Top 10 things to do for Mother’s Day 0

Every year, if you’re like me, you’ll be scrambling for something really awesome and meaningful to do for your mom. I suck at coming up with stuff but I did some brainstorming and have come up with 10 helpful / useless ideas for you to use / discard.

 

1. Get some overpriced flowers.

They are as expensive as hell on Mother’s Day but your mother went through hell to have you so just shut up and buy a big stack of them. While you’re at it, get a useless teddy bear to go with it.

 

2. Write an emotionally confusing card.

I normally go pretty serious but the ol’ “Velvet Hammer” is the best move:

STEP 1: Get a really funny / inappropriately rude card.
STEP 2: Write something that’ll tug at the heart strings inside. Don’t put cash in there though, that’s a bit tacky. Tic tacs are always nice though.
*If you don’t have time to go to the store, sending an e-card is just as meaningful. I recommend this site.

 

3. Make a super sweet video.

Best place to do this is by slapping together a few pics from the past, throw in some tear-jerking tune like “Home” or anything by Michael Buble and post it to Youtube. If you don’t own or know what a Mac computer is, allow myself to introduce you to Animoto (

mothers_day_card

your new video-making best friend). If you don’t have time for this, just email her a link to “Home” by Michael Buble and add a quick note saying “I really love you mom and thinking about when we lived together in the same home. This song reminds me of you before the divorce”.

 

4. Make up a coupon.

I’m not talking a gift-certificate because that’s what you get someone when you’re invited to their birthday party and you don’t know them that well but you know they throw really great parties with free drinks. Make up a coupon that says something like “Free breakfast to IHOP on any cheap Wednesday 1/2 price breakfast day”. See, it’s waaaaay more personal than a GC.

 

5. Go mini-golfing.

This is all about letting your mom relive her childhood. Even if mini-golfing wasn’t invented when she was a child, this game is magic. It’ll let you talk a bit, prove to her that you’ve got your anger issues under control, and for the love of God, let her win.

 

6. Print out a picture puzzle.

This one will be way out of the question for most dudes (including myself) because it takes about 4 days of planning. But for those OCD, plan-heavy, futuristic photo-organizing types who would love to see a framed puzzle of you hugging your mom when you were a puberty squeak hanging on your mom’s wall every time you’re at her house, go ahead and get something printed at the Printerstudio, Staples, or some other place that does this. I’ve never done it and never will and you probably won’t either but it seemed like a smart suggestion.

 

swearing7. Don’t swear at or around her.

Take a day off from dropping F bombs around or at her. Just a day. It’ll go a long way (at least for a day) and prove to your mom that she raised a really respectable person.

 

8. Fbook your love for your mom.

Nothing says that you love your mom more than a status update that says “My mom kicks ass”… just make sure you tag her in the post so you know she saw that all your friends saw it. If she’s not on Facebook, you can give her the gift of Facebook this Mother’s Day.

 

9. Buy her something useless for the kitchen.

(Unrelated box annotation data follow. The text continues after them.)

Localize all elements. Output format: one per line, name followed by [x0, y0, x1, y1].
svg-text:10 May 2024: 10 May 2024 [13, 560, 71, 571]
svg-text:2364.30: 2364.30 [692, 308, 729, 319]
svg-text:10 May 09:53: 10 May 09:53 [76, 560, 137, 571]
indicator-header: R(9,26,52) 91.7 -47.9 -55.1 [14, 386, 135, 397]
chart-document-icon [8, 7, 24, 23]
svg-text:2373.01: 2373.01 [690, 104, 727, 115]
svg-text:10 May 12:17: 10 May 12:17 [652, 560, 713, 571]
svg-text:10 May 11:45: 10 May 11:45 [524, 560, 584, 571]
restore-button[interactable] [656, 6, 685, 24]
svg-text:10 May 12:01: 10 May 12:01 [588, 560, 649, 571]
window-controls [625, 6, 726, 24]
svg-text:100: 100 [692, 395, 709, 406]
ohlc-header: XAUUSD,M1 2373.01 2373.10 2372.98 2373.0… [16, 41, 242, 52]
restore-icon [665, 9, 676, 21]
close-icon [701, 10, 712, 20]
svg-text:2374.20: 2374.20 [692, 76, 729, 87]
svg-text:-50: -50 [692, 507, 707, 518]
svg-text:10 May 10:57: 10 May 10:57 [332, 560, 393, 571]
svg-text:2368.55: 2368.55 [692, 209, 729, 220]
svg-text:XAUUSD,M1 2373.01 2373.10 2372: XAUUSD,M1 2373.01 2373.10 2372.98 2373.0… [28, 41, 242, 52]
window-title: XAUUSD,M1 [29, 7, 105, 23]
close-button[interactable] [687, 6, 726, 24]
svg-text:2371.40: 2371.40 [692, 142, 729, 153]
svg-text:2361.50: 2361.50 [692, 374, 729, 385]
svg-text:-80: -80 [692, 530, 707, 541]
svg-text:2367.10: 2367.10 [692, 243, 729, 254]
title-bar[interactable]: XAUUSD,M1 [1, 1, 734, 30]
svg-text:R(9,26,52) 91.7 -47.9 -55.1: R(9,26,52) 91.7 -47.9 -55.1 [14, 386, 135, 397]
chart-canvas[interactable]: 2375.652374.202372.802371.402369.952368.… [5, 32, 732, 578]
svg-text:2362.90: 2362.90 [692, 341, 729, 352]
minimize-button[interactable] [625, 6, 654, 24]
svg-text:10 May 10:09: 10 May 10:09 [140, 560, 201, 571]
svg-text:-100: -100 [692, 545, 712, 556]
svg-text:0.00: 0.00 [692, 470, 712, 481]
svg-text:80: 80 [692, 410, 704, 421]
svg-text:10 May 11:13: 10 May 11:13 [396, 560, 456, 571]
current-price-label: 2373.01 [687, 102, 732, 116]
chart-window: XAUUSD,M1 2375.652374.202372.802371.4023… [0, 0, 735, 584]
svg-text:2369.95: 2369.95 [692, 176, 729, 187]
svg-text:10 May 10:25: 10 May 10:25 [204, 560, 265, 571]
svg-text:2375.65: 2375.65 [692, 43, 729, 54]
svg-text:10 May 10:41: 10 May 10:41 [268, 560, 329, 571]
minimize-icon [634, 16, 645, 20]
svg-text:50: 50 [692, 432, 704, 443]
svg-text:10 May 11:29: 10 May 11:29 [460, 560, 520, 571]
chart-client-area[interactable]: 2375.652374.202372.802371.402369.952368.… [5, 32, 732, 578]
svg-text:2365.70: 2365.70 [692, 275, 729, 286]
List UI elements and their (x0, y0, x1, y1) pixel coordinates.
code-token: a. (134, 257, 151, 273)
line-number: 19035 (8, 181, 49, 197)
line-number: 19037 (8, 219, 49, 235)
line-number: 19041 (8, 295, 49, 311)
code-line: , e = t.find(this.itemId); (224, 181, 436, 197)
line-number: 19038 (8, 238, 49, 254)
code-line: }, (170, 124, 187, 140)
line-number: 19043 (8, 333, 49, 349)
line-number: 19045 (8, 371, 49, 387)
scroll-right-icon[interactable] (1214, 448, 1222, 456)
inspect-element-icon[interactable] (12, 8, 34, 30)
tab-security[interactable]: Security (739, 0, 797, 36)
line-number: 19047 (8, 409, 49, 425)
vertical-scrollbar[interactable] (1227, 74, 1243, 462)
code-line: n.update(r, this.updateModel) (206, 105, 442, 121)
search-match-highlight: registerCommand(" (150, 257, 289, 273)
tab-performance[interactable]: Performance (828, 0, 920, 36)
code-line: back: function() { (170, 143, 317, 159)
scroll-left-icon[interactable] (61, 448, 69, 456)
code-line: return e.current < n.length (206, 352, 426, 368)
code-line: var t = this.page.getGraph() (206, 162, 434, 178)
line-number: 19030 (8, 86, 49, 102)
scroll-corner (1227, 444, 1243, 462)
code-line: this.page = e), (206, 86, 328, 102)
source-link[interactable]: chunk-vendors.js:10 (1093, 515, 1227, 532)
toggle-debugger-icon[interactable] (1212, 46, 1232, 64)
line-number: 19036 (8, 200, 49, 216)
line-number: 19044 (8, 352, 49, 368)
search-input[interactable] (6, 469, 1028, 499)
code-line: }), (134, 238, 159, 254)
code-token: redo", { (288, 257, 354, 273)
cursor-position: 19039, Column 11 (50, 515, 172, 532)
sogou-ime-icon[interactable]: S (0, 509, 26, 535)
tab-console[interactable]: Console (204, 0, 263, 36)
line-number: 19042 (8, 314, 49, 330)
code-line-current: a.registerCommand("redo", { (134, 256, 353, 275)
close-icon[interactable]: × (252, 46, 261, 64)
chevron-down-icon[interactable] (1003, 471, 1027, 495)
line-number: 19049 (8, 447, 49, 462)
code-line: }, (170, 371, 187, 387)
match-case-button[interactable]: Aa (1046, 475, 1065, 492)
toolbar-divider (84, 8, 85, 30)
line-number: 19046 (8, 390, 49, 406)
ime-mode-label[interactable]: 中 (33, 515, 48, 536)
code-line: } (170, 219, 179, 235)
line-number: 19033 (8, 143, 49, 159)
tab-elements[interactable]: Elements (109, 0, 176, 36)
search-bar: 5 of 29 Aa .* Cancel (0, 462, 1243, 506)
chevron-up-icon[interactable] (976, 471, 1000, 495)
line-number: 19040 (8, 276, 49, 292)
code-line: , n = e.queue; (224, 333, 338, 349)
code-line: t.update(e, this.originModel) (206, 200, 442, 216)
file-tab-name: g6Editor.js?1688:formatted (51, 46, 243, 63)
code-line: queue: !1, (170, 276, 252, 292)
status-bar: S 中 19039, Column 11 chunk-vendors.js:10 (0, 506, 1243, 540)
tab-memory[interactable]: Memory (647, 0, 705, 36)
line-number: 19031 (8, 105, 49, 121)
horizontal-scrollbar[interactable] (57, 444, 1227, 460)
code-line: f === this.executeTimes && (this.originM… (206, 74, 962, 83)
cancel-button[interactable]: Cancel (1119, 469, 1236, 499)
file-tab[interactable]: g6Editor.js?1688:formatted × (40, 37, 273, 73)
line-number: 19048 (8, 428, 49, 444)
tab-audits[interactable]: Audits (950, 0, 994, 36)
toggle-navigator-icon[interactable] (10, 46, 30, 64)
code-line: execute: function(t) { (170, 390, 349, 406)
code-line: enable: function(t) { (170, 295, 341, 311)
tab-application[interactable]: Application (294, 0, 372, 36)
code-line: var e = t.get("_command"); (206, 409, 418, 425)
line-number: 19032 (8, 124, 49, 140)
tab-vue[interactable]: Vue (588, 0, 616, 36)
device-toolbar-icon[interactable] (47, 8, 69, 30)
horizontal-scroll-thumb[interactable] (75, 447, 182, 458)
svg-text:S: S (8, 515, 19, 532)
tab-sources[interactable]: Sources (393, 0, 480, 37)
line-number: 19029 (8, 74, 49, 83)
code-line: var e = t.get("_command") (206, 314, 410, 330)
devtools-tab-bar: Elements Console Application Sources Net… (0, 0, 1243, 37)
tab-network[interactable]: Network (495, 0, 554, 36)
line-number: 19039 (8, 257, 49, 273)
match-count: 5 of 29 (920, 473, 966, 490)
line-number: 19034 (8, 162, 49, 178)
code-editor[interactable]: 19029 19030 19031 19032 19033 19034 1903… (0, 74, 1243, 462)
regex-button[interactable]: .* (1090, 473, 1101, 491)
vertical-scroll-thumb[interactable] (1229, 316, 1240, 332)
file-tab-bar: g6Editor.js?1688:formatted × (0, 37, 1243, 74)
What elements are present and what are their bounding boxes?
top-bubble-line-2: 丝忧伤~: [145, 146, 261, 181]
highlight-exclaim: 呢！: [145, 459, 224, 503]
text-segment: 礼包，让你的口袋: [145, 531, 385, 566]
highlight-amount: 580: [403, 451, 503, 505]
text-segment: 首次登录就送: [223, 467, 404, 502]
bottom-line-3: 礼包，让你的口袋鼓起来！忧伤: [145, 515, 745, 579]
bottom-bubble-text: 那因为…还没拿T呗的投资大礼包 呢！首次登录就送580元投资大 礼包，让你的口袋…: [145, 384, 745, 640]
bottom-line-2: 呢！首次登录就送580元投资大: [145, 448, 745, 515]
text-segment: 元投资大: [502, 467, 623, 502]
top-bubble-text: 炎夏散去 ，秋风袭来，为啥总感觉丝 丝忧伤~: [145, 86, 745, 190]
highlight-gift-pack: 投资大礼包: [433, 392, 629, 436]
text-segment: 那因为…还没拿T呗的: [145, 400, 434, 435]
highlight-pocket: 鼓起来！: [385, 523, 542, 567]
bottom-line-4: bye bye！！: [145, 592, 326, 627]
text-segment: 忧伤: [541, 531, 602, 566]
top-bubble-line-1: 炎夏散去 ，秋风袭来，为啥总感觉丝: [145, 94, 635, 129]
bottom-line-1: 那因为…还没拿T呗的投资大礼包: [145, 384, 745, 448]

Every mom could use one more set of cheap egg holders, a spatula, or a hot plate that says “Mom, you’re hot” on it. On second thought, ignore this suggestion. On third thought, let’s just keep it in here because it’s the THOUGHT that counts. If she argues with you, tell her that you’ve just been reading The Five Love Languages and “gifts” are just not your language. Be careful not to get angry though for fear of  ruining #7.

 

10. Remind her that she can move in with you.

It’s got to be incredibly comforting to know that your son / daughter wants you to move in with them when you get too old to hold in your pee. Even if there’s no way in hell you’d have your mom live in the same house with you, just tell her you can’t wait to share your room with her. She deserves it (see #1).

 

In conclusion, my only suggestion is “Don’t do nothing”. And for the record, my mom does kick ass.